Он не взял с собой флейты, но тихо запел под прохладным светом:

— Любовь моя, это я тут сижу

И лишаю покоя и сна.

Любовь моя, все, чего я хочу —

К твоим прикоснуться губам.

— Мой милый, к моим прикоснуться губам?

Но на них — дыханье земли.

Если лишь раз прикоснешься ты к ним,

То дни твои сочтены.

— Нет, — сказала Эльфави. Сглотнув воздух, она обняла себя руками, стараясь согреться. — Извини.

Он снова вспомнил, что на Гвидионе не было трагического искусства. Никакого. Интересно, что бы с ней сделали Лир, или Агамемнон, или Старики на Центавре. Или даже что-нибудь из реальной жизни: Вард из Адской Долины, восстающий за честь семьи, в которую не верит, побежденный и убитый своими же товарищами; молодой Брэнд, который нарушил свою полковую клятву, бросил друзей, богатство и возлюбленную, которую любил больше солнца — чтобы жить в крестьянской хижине и ухаживать за своей безумной женой.
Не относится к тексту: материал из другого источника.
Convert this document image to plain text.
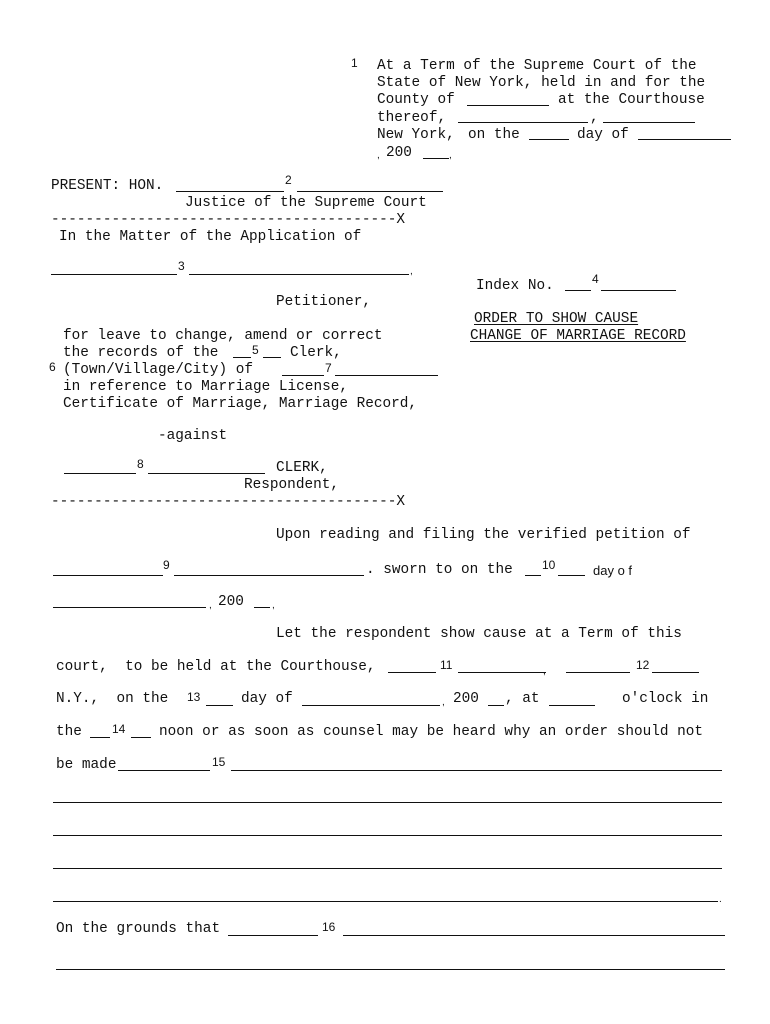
1 At a Term of the Supreme Court of the
State of New York, held in and for the
County of	at the Courthouse
thereof,	,
New York, on the	day of
, 200	,
PRESENT: HON.	2
Justice of the Supreme Court
----------------------------------------X
In the Matter of the Application of
3	,
Petitioner,
for leave to change, amend or correct
the records of the	5 Clerk,
6 (Town/Village/City) of	7
in reference to Marriage License,
Certificate of Marriage, Marriage Record,
-against
8	CLERK,
Respondent,
Index No.	4
ORDER TO SHOW CAUSE
CHANGE OF MARRIAGE RECORD
----------------------------------------X
Upon reading and filing the verified petition of
9	. sworn to on the 10	day o f
, 200	,
Let the respondent show cause at a Term of this
court,  to be held at the Courthouse,	11	,	12
N.Y.,  on the 13	day of	, 200 , at	o'clock in
the	14 noon or as soon as counsel may be heard why an order should not
be made	15
.
On the grounds that	16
Интересно, а он сам — все ли у него в порядке с головой, чтобы жить на Гвидионе?

Девушка потерла глаза.

— Нам лучше вернуться вниз, — безжизненно сказала она. — Скоро проснутся остальные. Они не будут знать, что с нами.

— Поговорим попозже, — сказал Ворон. — Когда не будем такими уставшими.

— Конечно, — согласилась она.

Глава 7

Дождь пошел на следующий день; первые грозовые тучи нависли над Колумкиллом как иссиня-черный гранит, серовато-синий свет в пещерах, затем ливень и завывающий восточный ветер, и наконец расслабление, когда гвидионцы обнаженными шумно резвились на траве, блестевшей под лучами солнца, пробивавшимися сквозь потоки воды. Толтека вступил в игру, такую же энергичную как те, в которые он когда-либо играл. Потом они бездельничали внутри, возле импровизированного очага, сложенного из камней, и рассказывали байки. Люди слушали его воспоминания с ненасытным желанием побольше узнать о галактике. Взамен у них были свои рассказы, никаких межчеловеческих конфликтов — они, казалось, были озадачены и встревожены этой идеей — но достаточно живые события в море, в лесу, на горах.